The hope is the Eagles will attack the quarterback more this year and their combination of pass rushers will get the job done. On the offensive side of the ball, the fact that the Eagles were so poor in turnovers is atypical, because they weren’t actually that bad in interceptions (15th in the league). Typically interceptions is the major driver of turnovers. That wasn’t the case for the Eagles as they put the ball on the ground 37 times and lost 22 of them.
To put that in perspective, the average fumbles lost last year was 10.3 and that is the highest total since the Ravens lost 26 in 2007. In fact the Eagles lost more fumbles than any team threw interceptions (which is very shocking).
Even without the focus on ball security this year, you would just have to imagine it would be pretty hard to have 20+ fumbles this season. The key though for the Eagles is to reduce it to the point where it is at or below the league average.
One thing that should help in this regard is a far healthier offensive line. Last year Michael Vick and Nick Foles were under constant pressure and it resulted in a very high number of fumbles between them. With a healthier line and better protection that shouldn’t be an issue this year.

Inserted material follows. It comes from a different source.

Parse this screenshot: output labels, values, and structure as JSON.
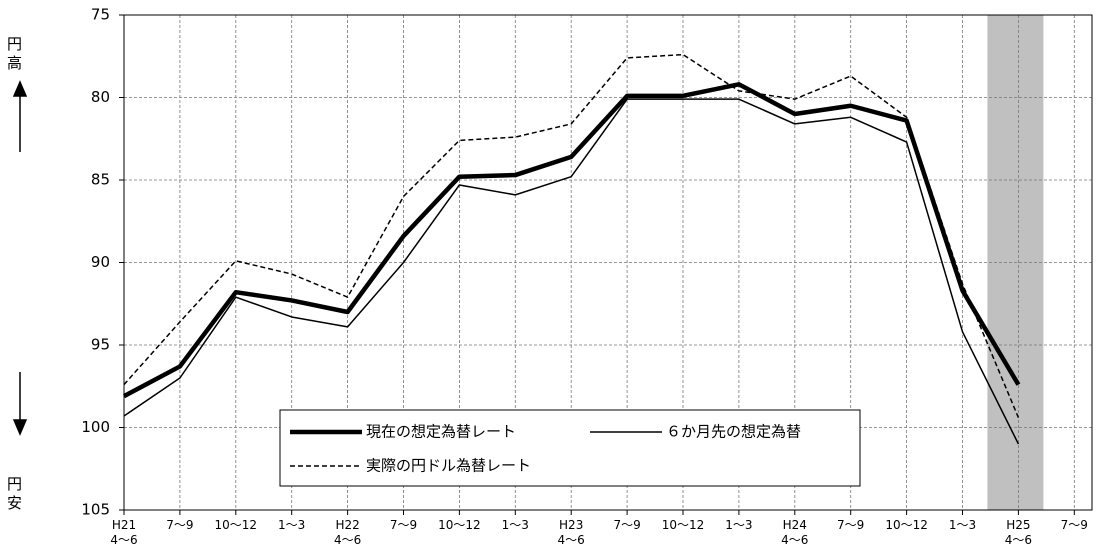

While much of the focus this training camp will be on the quarterback battle, the reality is it shouldn’t matter which signal caller wins the job, because this needs to be a run focused offense (though Vick would obviously add a different dimension). The Eagles finished 8th in the league last year in yards per attempt, and that is despite the fact that their line was in shambles, their running QB missed 6+ games and their star runner missed four games.
LeSean McCoy is still one of the premier backs in the league and with a healthy offensive line in front of him and a focus on the running game he could be a top 5 rusher in this league. Back-up Bryce Brown showed some nice flashes as well, and could be a good change of pace back for the Eagles to work in. Though Michael Vick can help in the rushing department, the Eagles can still be a rushing team even with Nick Foles at the helm. Teams like the Texans and Vikings are run focused teams and they don’t have the athletic dual threat QB.
Now some might think this goes against the 4th key to run the football, but it really doesn’t. Obviously even with a heavy run centric team you are still going to throw the ball 425-475 times (if not more), so there are still plenty of targets to head Jackson’s way, but the real issue is touches, not just catches. Though Jackson was averaging 4.1 catches (tied for his career high) a game before getting injured, Jackson had 44 rushing attempts in his first 3 seasons, but has had just 10 since, including a pathetic 3 last year. And after having at least 17 punt returns in each of his first four years, Jackson only had 1 return this past year.
Now that is not to say that Jackson should be a primary return man or run the football 50 times a season, but he should be utilized some in that regard. Similar receivers like Percy Harvin and Randall Cobb gain a lot of additional value for what they do on the ground and in the return game, and Jackson needs to be utilized more the same way.
While he’s an incredible deep threat, Jackson has been criminally under-utilized in the screen game. This is an area he could thrive in and a change I expect we’ll see this year. He could line up in the backfield in a number of sets and if he doesn’t take a carry, he could be a mismatch nightmare for routes coming out of the backfield.